Lim Soon Lee (林順利 (Lín Shùn Lì); born 3 August 1957) is a Singaporean conductor and violist.

==Education==
Soon Lee began his piano and violin training at a young age, under the tutelage of Goh Soon Tioe, Tan Kah Chin, Tan Kian Seng, Moses Wang, and Vivien Goh.

In 1983, under the Singapore Public Service Commission/Singapore Symphony Orchestra Scholarship, Soon Lee graduated from the Eastman School of Music at the University of Rochester, New York, with a Bachelor of Music (Distinction). He studied the viola under the world-renowned violists Atar Arad and Francis Tursi, and completed a two-year conducting course with Professor David Effron and Professor Donald Hunsberger. In the summers of 1984 and 1986, he served as principal violist at Germany's Heidelberg Music Festival and was awarded a scholarship to study the viola under Kim Kashkashian at the Lausanne Academy of Music in Switzerland in 1986.

==Awards==
Lim won the First Prize in the Lower Strings Open Section at the Singapore National Music Competition in 1981. In the same year, he obtained his Licentiate of the Royal Schools of Music for violin and viola. Soon Lee was awarded the Jean Frederic Perrenoud Prize with Certificate of Distinction in Orchestral Conducting at the 4th Vienna International Music Competition in 1995. He was also the finalist for the Outstanding Young Persons of Singapore Award conferred by the Orchid Jayceettes of Singapore in recognition of his contribution to the social development of Singapore.

==Conducting career==
Upon his return to Singapore, Soon Lee played with the Singapore Symphony Orchestra (SSO) and served as the sub-principal violist from 1989 to 1997. Soon Lee conducted the SSO at the opening and closing ceremonies of the 17th SEA Games (1983), the SSO Family Concert (1983) and at the World Trade Organisation First Ministerial Conference's Farewell Concert (1996). He also conducted the Asian Youth Orchestra during the National Day Parade in 1997. Soon Lee served on the National Arts Council Resource Panel and was an advisor for the National Music Competition from 1987 to 1997.
In 2000, Soon Lee was invited to conduct the New World Symphony Orchestra at Miami. He also conducted Mozart's Requiem at the Dennis Keene Choral Festival, with the Keat Singers in Connecticut. In 2001, Soon Lee conducted the Czech Republic's Plyzen Radio Symphony Orchestra during the International Sibelius Symposium Masterclass with Jorma Panula. Soon Lee has been a viola tutor of the Penang State Symphony Orchestra since 2000, and he conducted the orchestra in 2003.
Soon Lee is currently the music director of the Singapore National Youth Orchestra and has been the music director and resident conductor of the National University of Singapore Symphony Orchestra since 1994.

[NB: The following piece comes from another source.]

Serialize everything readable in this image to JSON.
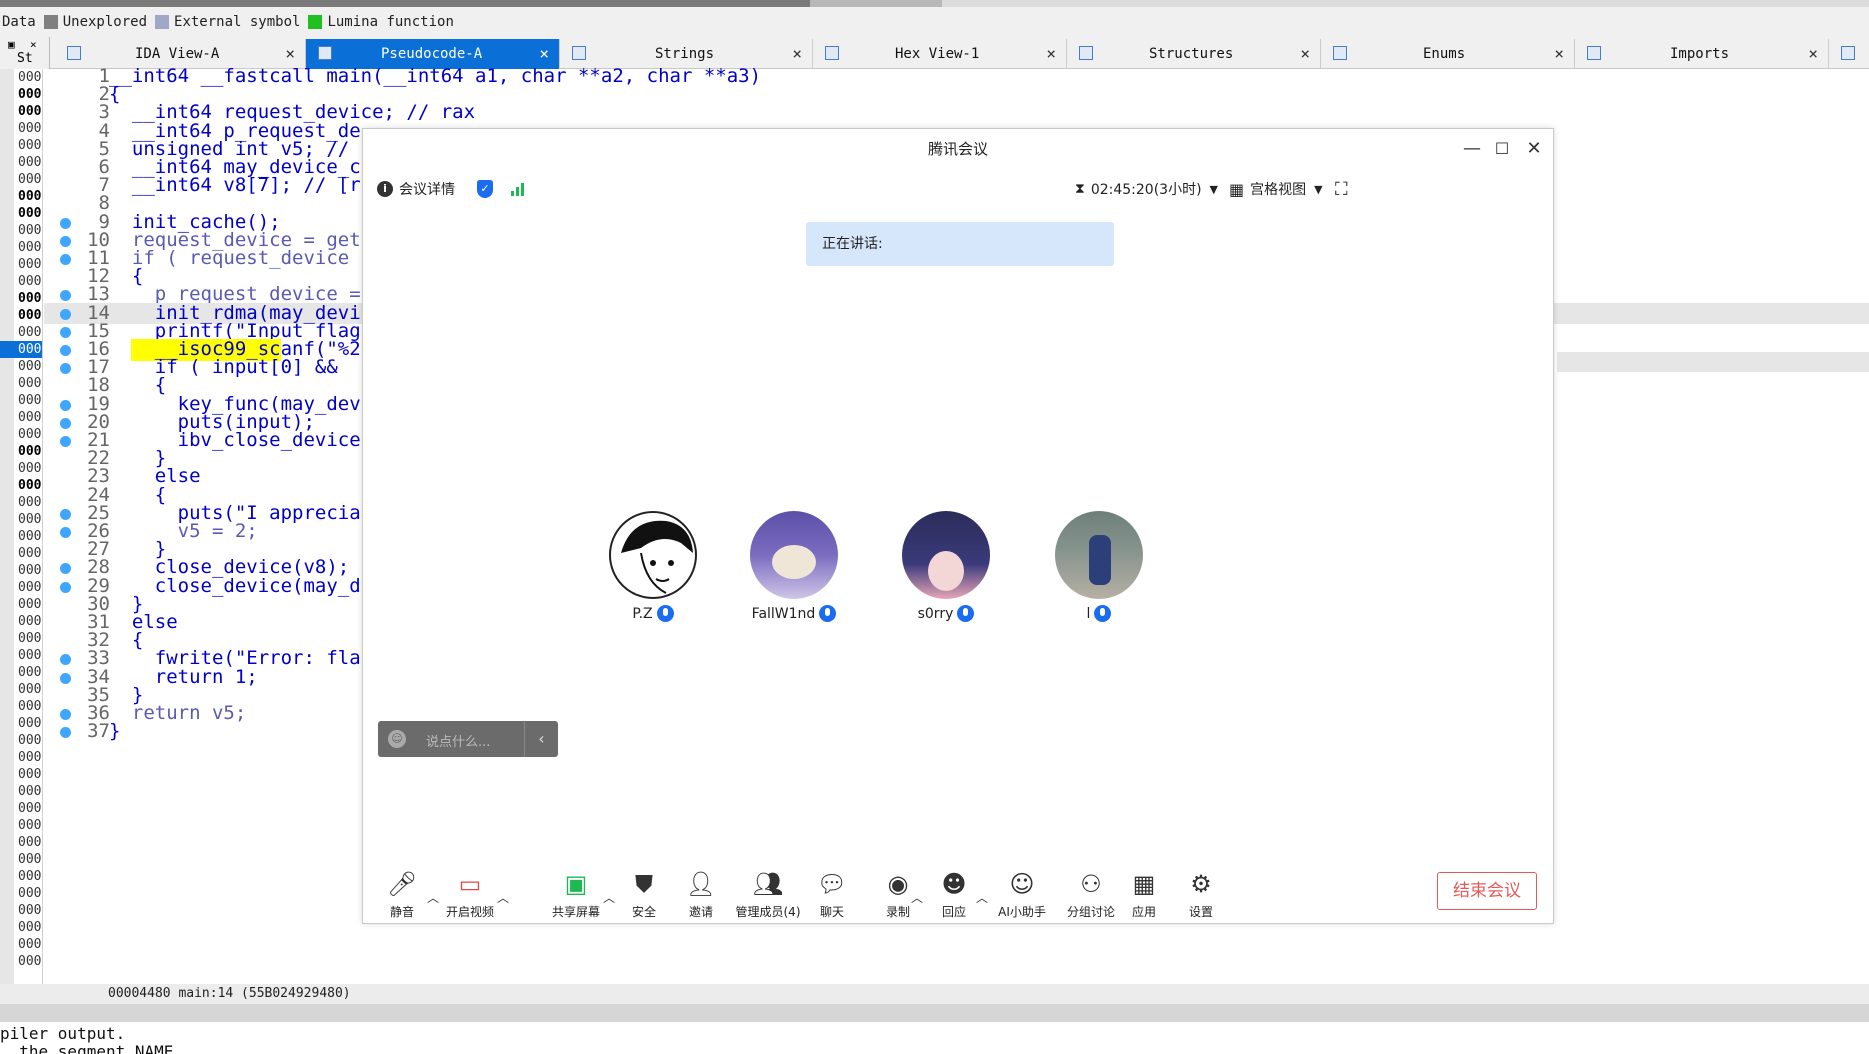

In 2005, Lim was appointed conductor of the Singapore National Youth Orchestra.

In 2010, Lim formed a string quartet, La Vida Quartet, with the youngest member being 17, and oldest, 53. He will be the violinist and the oldest in the quartet.

As of 2018, he is the conductor of the prestigious Nanyang Girls’ High School String Ensemble, bringing in a Distinction at the Singapore Youth Festivals in 2015, 2017, 2019, 2021 and 2023. In addition to this, he, with the Nanyang Girls’ High School String Ensemble, have achieved fourth place with outstanding success in the Summa Cum Laude Festival held in Vienna, Austria.